A recommendation by the Commission on Taxation that professional sports people, but not artists, writers and singers, should be allowed to qualify for tax relief has been criticised by author Patrick McCabe.
The commission concluded last week that there was a case for the retention of the relief for sports people who it described as "positive role models which younger people may seek to emulate". However, it recommended that the tax exemption for artists should be scrapped because it was unfair.
"If professional sports people should be allowed to qualify for tax relief because they encourage positive role models, the implication is that the arts do the opposite," McCabe said. "From William Butler Yeats to Séamus Heaney, there is plenty of evidence there are towering role models in the arts. I take exception to the implication that artists are not good role models. They are very hard working people, courageous people and they don't make much money most of the time."
McCabe, whose novels The Butcher Boy and Breakfast on Pluto were both shortlisted for the Booker Prize for Fiction, also objects to the report's recommendation that the artist exemption had a deadweight effect, as those who benefited from it would have been involved in artistic activity anyway.
"I have nothing but the highest of respect for sports people and I object to any attempt to divide the arts and sports.
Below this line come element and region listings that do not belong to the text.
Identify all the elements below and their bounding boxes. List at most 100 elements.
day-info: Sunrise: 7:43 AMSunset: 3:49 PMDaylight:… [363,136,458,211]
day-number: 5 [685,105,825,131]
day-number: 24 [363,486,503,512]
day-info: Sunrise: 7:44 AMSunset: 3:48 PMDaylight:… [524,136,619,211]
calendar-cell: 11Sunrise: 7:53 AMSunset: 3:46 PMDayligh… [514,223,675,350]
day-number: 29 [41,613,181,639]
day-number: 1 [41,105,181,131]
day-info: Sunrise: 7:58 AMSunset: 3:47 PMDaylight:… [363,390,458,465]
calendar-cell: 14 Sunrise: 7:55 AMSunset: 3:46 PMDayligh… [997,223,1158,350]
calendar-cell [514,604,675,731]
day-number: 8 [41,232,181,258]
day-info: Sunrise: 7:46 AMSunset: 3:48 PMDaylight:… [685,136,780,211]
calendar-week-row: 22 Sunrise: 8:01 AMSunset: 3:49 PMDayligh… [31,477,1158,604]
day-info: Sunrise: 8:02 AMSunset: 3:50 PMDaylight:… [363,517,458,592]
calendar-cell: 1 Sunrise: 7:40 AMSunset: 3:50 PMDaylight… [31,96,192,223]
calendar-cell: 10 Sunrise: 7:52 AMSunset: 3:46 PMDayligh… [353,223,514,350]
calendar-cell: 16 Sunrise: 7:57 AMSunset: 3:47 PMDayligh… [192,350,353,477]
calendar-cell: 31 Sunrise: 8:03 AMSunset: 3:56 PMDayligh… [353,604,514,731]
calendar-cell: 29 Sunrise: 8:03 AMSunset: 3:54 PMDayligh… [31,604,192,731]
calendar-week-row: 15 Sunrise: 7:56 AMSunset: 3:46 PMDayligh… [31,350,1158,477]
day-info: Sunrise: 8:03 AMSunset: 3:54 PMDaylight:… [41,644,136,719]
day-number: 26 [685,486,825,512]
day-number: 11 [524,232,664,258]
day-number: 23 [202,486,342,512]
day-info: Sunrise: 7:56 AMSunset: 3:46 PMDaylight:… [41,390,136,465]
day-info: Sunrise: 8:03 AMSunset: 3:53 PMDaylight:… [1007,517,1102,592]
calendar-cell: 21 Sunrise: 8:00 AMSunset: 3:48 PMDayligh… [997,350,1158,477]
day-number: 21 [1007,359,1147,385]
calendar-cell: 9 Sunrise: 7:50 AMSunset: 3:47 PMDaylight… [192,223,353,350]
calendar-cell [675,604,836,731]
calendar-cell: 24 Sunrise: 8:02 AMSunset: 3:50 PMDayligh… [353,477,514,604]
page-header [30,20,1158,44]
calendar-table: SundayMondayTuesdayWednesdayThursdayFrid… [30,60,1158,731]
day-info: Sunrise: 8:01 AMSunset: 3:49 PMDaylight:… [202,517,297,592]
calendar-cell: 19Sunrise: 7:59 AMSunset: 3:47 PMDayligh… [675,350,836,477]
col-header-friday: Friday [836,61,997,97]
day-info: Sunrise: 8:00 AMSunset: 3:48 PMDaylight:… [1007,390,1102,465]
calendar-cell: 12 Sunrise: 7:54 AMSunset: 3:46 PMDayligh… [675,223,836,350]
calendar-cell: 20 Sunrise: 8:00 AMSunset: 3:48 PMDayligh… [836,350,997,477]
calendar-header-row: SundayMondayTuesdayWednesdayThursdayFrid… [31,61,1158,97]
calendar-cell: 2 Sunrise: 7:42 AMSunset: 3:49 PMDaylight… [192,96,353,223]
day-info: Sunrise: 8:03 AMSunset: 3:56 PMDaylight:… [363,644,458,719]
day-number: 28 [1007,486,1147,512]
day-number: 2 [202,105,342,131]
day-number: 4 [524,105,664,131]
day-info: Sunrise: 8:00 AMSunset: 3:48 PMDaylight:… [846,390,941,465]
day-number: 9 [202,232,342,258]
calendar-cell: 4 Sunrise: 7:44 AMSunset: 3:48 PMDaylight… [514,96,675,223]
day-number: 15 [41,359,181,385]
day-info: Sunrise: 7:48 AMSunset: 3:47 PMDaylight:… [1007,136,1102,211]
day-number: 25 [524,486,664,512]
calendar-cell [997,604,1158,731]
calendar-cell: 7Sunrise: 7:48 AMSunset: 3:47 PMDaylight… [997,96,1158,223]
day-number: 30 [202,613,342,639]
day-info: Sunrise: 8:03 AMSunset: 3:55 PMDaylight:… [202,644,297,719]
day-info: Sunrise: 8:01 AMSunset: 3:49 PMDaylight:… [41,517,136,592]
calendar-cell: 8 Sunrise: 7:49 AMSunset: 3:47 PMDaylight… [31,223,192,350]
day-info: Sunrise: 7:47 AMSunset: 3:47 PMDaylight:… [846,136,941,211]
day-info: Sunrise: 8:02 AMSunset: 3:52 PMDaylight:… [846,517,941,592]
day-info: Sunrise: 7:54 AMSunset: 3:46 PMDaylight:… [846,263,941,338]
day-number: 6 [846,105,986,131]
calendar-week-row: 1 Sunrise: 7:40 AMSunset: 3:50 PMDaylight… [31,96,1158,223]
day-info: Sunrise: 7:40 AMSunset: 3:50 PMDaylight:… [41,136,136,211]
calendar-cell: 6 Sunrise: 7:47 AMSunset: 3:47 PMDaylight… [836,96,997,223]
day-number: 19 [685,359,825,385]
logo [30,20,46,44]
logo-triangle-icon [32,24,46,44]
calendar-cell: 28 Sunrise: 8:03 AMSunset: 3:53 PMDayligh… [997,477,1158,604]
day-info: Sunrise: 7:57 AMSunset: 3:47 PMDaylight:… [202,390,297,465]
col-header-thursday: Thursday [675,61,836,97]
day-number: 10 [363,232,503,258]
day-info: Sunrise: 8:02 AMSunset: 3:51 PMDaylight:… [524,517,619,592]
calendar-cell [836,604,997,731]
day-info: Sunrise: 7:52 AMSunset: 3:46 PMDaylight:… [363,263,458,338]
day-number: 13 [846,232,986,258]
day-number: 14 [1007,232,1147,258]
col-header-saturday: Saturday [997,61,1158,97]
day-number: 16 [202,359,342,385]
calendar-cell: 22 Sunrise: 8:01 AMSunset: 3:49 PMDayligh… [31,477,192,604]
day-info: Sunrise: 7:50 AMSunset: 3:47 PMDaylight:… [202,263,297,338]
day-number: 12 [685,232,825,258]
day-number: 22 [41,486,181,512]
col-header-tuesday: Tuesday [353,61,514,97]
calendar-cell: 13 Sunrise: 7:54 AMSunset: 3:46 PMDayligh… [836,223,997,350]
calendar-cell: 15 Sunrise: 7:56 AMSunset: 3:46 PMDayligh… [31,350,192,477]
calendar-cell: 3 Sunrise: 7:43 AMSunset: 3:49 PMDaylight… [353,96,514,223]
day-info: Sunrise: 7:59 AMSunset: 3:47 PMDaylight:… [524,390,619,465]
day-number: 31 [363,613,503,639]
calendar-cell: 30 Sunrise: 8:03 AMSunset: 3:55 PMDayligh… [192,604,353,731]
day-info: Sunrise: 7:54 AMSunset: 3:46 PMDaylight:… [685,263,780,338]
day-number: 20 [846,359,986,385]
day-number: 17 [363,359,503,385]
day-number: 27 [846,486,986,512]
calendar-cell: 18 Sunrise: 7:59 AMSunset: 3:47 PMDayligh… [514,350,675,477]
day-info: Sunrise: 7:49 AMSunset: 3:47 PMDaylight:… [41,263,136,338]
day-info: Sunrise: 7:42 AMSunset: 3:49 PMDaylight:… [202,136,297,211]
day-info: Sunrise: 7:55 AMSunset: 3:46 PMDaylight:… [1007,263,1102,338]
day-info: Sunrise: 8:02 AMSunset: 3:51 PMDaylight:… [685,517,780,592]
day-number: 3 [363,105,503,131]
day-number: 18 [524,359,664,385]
They ought to have parity in any society. Anybody reading this statement with any kind of application will see that there is almost a casual disdain for artists," said McCabe.
A teacher before he moved into writing full-time, McCabe says he fears that this official attitude, which favours sport over the arts, could have an impact on children in our educational system.
"I taught for 20 years and in every class of 20 or 30 children, you always get three or four of a sensitive artistic bent. So what are they to do? Stand in the corner and feel shamed again? The point is that if Ireland is proud of its heritage, it will have to accept that artists are role models every bit as much as sports people. I make my living like any ordinary footballer. The important thing is that it's a labour just like anyone else's. It may not be better but it certainly isn't more invalid."